兎月鬼~とげつき 月が奇麗ですね~
まだ鳥エリアに入ったばかりだったから、肉食獣エリアはすぐだった。だけど、柵の向こうにトラやライオンがいるが、二人の姿は見当たらない。カップルは何組かいるけれど、誰も違う。
何処へ行ったんだろう……美兎はどうするって言ってたっけ……
「――――大丈夫か? そんなに急がなくても、進んでいけばそのうち会えるだろ」
ハアハアと息を切らしながら立ち尽くす私に陸が声をかけた。
「違う……そのうち、じゃダメなの……!」
今すぐに二人を見つけないと! もう事は起こってしまっているかもしれないから……
私の異常な剣幕で陸も何か感じたんだろう。彼もキョロキョロと辺りを見回しながら、二人の姿を探し始めた。

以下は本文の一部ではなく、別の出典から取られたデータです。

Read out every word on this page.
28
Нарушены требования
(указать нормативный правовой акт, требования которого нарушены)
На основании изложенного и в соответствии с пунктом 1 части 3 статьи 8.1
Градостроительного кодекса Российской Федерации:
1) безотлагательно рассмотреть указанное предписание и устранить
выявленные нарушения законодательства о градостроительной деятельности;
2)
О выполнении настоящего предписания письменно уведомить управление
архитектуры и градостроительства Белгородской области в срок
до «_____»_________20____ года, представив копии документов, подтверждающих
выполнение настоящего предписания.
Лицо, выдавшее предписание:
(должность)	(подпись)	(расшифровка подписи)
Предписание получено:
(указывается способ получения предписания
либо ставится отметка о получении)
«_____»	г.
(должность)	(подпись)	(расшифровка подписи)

「……ダメだな、ここにはいないみたいだ。もっと先に行ってるのかもしれない」
今度は陸が私の手を引いて少し速足で歩き始めた。この先はクマがいる場所だ。そこにいるといいのだけど……
クマがいる柵の前まで来ると、また私たちは足を止めて辺りを見回す。しかしやはり、二人の姿は見つからなかった。
探しながら少し進むと、白くて四角い建物に行き着いた。それは、白クマがいる建物だと陸が教えてくれた。寒い地域にいる真っ白なクマなんだそうだ。